February 20, 1912
From 8-year old Hilda’s diary:
A lot of ladies were here when I got home from school today. Older ladies! So I took my sewing to the parlor and sat on my little stool behind the piano. I love to hear the ladies talk when they forget that I am in the room. It is so different than when they remember. Mrs. Leon said that her husband doesn’t give her any peace at night and Mrs. Fox said she was lucky that it was only at night. Then after a while they all went into the dining room for a Kafe Klatch and then we had some homemade tarts and strudel from the bakery and lots of cookies That’s when they noticed me and made a fuss about nothing. I have always to promise Aunt Tillie or Grandmother that I won’t spoil my appetite for dinner and then I eat just what I like anyhow, as they are so busy with their friends they don’t really watch me and if I have a dress on with a pocket in it, I can slip in a few cookies and have a party with Sherry in my room after dinner.
In Hilda’s entry today, we again see how she devoloped a voice that at times seems very advanced for her age. In a house full of adults, she was often in the background soaking up every word being said.

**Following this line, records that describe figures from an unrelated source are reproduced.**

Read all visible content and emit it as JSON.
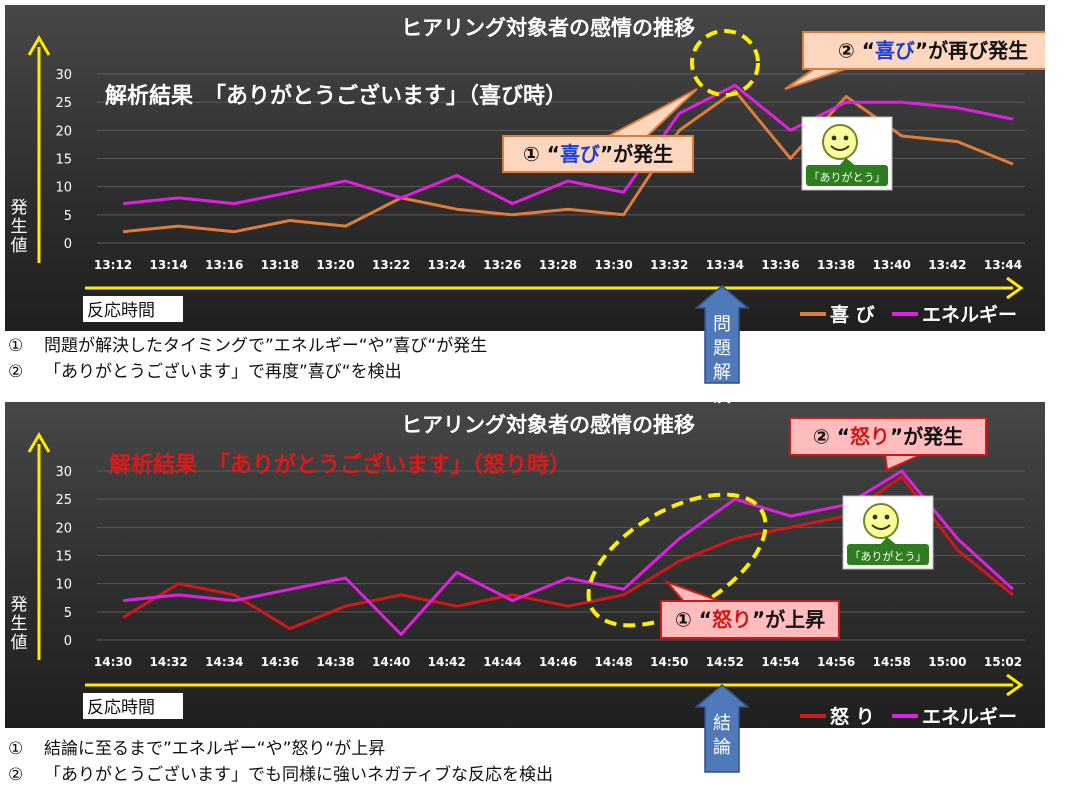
{
  "chart_data": [
    {
      "type": "line",
      "title": "ヒアリング対象者の感情の推移",
      "subtitle": "解析結果　「ありがとうございます」（喜び時）",
      "xlabel": "反応時間",
      "ylabel": "発生値",
      "ylim": [
        0,
        30
      ],
      "yticks": [
        0,
        5,
        10,
        15,
        20,
        25,
        30
      ],
      "categories": [
        "13:12",
        "13:14",
        "13:16",
        "13:18",
        "13:20",
        "13:22",
        "13:24",
        "13:26",
        "13:28",
        "13:30",
        "13:32",
        "13:34",
        "13:36",
        "13:38",
        "13:40",
        "13:42",
        "13:44"
      ],
      "series": [
        {
          "name": "喜 び",
          "color": "#e07b39",
          "values": [
            2,
            3,
            2,
            4,
            3,
            8,
            6,
            5,
            6,
            5,
            20,
            27,
            15,
            26,
            19,
            18,
            14
          ]
        },
        {
          "name": "エネルギー",
          "color": "#e020e0",
          "values": [
            7,
            8,
            7,
            9,
            11,
            8,
            12,
            7,
            11,
            9,
            23,
            28,
            20,
            25,
            25,
            24,
            22
          ]
        }
      ],
      "legend_position": "bottom-right",
      "grid": true,
      "callouts": [
        {
          "prefix": "① “",
          "key": "喜び",
          "suffix": "”が発生"
        },
        {
          "prefix": "② “",
          "key": "喜び",
          "suffix": "”が再び発生"
        }
      ],
      "marker_label": "問題解決",
      "stamp_label": "「ありがとう」"
    },
    {
      "type": "line",
      "title": "ヒアリング対象者の感情の推移",
      "subtitle": "解析結果　「ありがとうございます」（怒り時）",
      "xlabel": "反応時間",
      "ylabel": "発生値",
      "ylim": [
        0,
        30
      ],
      "yticks": [
        0,
        5,
        10,
        15,
        20,
        25,
        30
      ],
      "categories": [
        "14:30",
        "14:32",
        "14:34",
        "14:36",
        "14:38",
        "14:40",
        "14:42",
        "14:44",
        "14:46",
        "14:48",
        "14:50",
        "14:52",
        "14:54",
        "14:56",
        "14:58",
        "15:00",
        "15:02"
      ],
      "series": [
        {
          "name": "怒 り",
          "color": "#d01818",
          "values": [
            4,
            10,
            8,
            2,
            6,
            8,
            6,
            8,
            6,
            8,
            14,
            18,
            20,
            22,
            29,
            16,
            8
          ]
        },
        {
          "name": "エネルギー",
          "color": "#e020e0",
          "values": [
            7,
            8,
            7,
            9,
            11,
            1,
            12,
            7,
            11,
            9,
            18,
            25,
            22,
            24,
            30,
            18,
            9
          ]
        }
      ],
      "legend_position": "bottom-right",
      "grid": true,
      "callouts": [
        {
          "prefix": "① “",
          "key": "怒り",
          "suffix": "”が上昇"
        },
        {
          "prefix": "② “",
          "key": "怒り",
          "suffix": "”が発生"
        }
      ],
      "marker_label": "結論",
      "stamp_label": "「ありがとう」"
    }
  ],
  "notes": {
    "top": [
      {
        "num": "①",
        "text": "問題が解決したタイミングで”エネルギー“や”喜び“が発生"
      },
      {
        "num": "②",
        "text": "「ありがとうございます」で再度”喜び“を検出"
      }
    ],
    "bottom": [
      {
        "num": "①",
        "text": "結論に至るまで”エネルギー“や”怒り“が上昇"
      },
      {
        "num": "②",
        "text": "「ありがとうございます」でも同様に強いネガティブな反応を検出"
      }
    ]
  }
}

She may not have understood everything, but sensed when things being said (or unsaid) were important.
Her comments remind me of a summer I worked at a pre-school. One very confident 3-year old stood with her hands on her hips and responded to something she didn’t like by asserting: “That’s a bunch of baloney!” Even in 1978, that was an out-dated phrase, but it flowed easily from her mouth, obviously something she heard in her house on a regular basis. I am currently reading Vivian Gornick’s “Fierce Attachments, a memoir about her complicated relationship with her mother. She says: “Sometimes I think I was born saying, ‘That’s ridiculous.’ Gornick says it in response to just about any situation. As a mature adult, she runs into an old friend who hadn’t seen her since she was 13 who asks if she still says it. She does.